This thesis presents the work of an experimental investigation into the impact damage resistance and damage tolerance for symmetrical and unsymmetrical composite honeycomb sandwich panels through in-plane compression. The primary aim of this research is to examine the impact damage resistance of various types of primarily carbon/epoxy skinned sandwich panels with varying skin thickness, skin lay-up, skin material, sandwich asymmetry and core density and investigate the residual in-plane compressive strengths of these panels with a specific focus on how the core of the sandwich contributes to the in-plane compressive behaviour. This aim is supported by four specifically constructed preconditions introduced into panels to provide an additional physical insight into the loading-bearing compression mechanisms.

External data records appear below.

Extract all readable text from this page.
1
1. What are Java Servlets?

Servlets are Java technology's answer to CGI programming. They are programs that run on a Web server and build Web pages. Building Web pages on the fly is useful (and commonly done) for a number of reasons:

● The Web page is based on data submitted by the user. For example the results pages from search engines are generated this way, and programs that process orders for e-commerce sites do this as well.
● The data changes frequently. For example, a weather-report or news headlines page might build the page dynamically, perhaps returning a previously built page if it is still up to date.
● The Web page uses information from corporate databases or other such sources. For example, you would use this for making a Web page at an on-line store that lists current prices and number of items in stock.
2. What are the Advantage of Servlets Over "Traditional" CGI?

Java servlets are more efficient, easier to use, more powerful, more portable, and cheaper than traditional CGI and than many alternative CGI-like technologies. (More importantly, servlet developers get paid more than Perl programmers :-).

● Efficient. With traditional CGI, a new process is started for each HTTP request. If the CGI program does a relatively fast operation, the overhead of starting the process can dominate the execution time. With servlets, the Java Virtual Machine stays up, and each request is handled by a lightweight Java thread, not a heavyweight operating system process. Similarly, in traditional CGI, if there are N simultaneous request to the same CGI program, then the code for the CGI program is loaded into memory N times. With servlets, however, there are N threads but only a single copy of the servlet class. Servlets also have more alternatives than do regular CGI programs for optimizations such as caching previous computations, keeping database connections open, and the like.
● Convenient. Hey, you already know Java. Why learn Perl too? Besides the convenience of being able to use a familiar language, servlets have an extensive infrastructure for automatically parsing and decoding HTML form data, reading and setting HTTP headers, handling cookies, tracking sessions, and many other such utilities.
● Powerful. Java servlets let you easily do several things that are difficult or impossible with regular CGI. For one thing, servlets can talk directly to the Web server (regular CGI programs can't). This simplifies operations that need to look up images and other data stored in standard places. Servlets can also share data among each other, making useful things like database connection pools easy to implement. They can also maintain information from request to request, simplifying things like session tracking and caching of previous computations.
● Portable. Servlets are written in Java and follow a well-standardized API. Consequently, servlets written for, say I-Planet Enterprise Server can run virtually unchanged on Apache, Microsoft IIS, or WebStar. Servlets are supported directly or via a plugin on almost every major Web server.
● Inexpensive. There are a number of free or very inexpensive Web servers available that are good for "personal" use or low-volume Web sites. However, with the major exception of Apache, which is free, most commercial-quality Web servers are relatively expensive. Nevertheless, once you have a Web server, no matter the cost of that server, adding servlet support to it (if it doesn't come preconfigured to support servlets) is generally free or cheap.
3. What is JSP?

Impact damage was introduced into the panels over a range of IKEs via an instrumented drop-weight impact test rig with a hemi-spherical nosed impactor. The damage resistance in terms of the onset and propagation of various dominant damage mechanisms was characterised using damage extent in both impacted skin and core, absorbed energy and dent depth. Primary damage mechanisms were found to be impacted skin delamination and core crushing, regardless of skin and core combinations and at high energies, the impacted skin was fractured. In rare cases, interfacial skin/core debonding was found to occur. Significant increases in damage resistance were observed when skin thickness and core density were increased.
The reduction trends of the residual in-plane compressive strengths of all the panels were evaluated using IKE, delamination and crushed core extents and dent depth. The majority of impact damaged panels were found to fail in the mid-section and suffered an initial decline in their residual compressive strengths. Thicker skinned and higher density core panels maintained their residual strength over a larger impact energy range. Final CAI strength reductions were observed in all panels when fibre fracture in the impacted skin was present after impact. Thinner skinned panels had a greater compressive strength over the thicker skinned panels, and panel asymmetry in thin symmetrical panels appeared to result in an improving damage tolerance trend as IKE was increased due to that the impact damage balanced the in-plane compressive resistance in the skins with respect to the pre-existing neutral plane shift due to the uneven skin thickness.
A Doctoral Thesis. Submitted in partial fulfilment of the requirements for the award of Doctor of Philosophy of Loughborough University.